← Back to kingsfield.ai

How Kingsfield earns your trust

You sign the brief, so when a citation is wrong the court sanctions you, not the AI vendor that wrote it. A checker is only worth trusting if you know how often it is wrong, and if it admits when it cannot be sure. Here is how we test that.

The short version

We run Kingsfield against citation benchmarks built by outside researchers to break tools like ours, and we report two numbers, never one: how accurate the check is, and how much of the benchmark our corpus covers. When testing finds a flaw, we fix it, prove the fix, and wire the proof into our own test run so it cannot silently come back. Kingsfield rules on citations, not on the merits of your argument.

We test against benchmarks we did not build

Anyone can pass their own demo. So we run Kingsfield against citation benchmarks built by outside researchers to break tools like ours. One of them is LegalCiteBench, a public academic dataset. Its Category 3 hands the judge a legal paragraph whose citation is either genuine or altered in one controlled way: a wrong page, a wrong volume, a wrong reporter. The judge has to catch the altered ones and pass the clean ones.

95%Precision when it flags a cite
4.3%False alarm on a genuine cite
79.8%Of the benchmark our corpus covers

The 95% and 4.3% are measured on the ~80% of the benchmark our corpus covers. The rest cite Westlaw or LEXIS vendor numbers, not official reporters, that no case index resolves by citation, so we say nothing about them rather than pretend we checked them.

The 4.3% is the number that matters most. For a tool whose whole job is accountability, flagging a real citation as fake is the worst thing it can do, because it sends you back to re-checking by hand. 4.3% is low enough to actually rely on the flag.

The benchmark caught a real flaw in our own judge. We fixed it.

The run did not just produce a score. It found a genuine defect in our code.

Court reporters are written two ways. The official record writes 110 So. 3d 399 with a space; the tools lawyers use every day write 110 So.3d 399 without one. Our judge matched them literally, so a real, correctly cited case, Tiara Condominium Ass'n v. Marsh & McLennan, 110 So.3d 399 (Fla. 2013), came back as "not found, possible hallucination." A genuine citation, condemned as fake, by the exact kind of tool that is supposed to prevent that.

It had stayed hidden because the reporters written without a space worked fine, so the failures looked like gaps in our library rather than a bug.

We fixed it the same day. We proved the fix: Tiara now resolves, and the reporters that had failed recovered to near 100%. And we locked it, with a regression test wired into our own test run, so if this defect ever comes back it shows up in testing, not in front of you.

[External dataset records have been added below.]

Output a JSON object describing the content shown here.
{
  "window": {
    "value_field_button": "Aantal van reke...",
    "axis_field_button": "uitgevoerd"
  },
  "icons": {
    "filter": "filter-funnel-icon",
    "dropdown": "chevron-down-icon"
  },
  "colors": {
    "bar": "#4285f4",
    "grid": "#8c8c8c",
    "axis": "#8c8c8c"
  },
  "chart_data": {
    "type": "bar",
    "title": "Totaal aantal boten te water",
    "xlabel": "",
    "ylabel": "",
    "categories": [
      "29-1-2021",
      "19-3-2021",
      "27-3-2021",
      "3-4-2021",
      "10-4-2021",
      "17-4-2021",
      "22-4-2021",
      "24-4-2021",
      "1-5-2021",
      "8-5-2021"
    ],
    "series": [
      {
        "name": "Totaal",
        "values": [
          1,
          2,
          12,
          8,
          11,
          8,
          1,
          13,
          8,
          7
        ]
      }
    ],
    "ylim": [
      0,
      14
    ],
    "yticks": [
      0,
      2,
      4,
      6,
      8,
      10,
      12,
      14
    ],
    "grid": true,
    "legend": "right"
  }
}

When it cannot be sure, it says so

The fix did not swap a wrong rejection for a wrong acceptance. Tiara now returns inconclusive: the case is real, but the exact page cited cannot be confirmed against what the corpus currently holds. Kingsfield says "I cannot confirm this" rather than guess in either direction. That honesty is what makes the signed record worth handing to a court.

What this adds up to

  • Independent testing, not self-grading. Outside benchmarks, scored honestly.
  • Two numbers, never one. How accurate the check is, and how much it covers, reported side by side. A single headline figure would hide the second.
  • A process, not a one-time claim. When testing finds a flaw, we fix it, prove the fix, and wire the proof in so it cannot silently return. A risk officer can inspect that record.
  • It checks citations, not merits. Kingsfield tells you whether a citation holds up. Whether your argument wins is your judgment.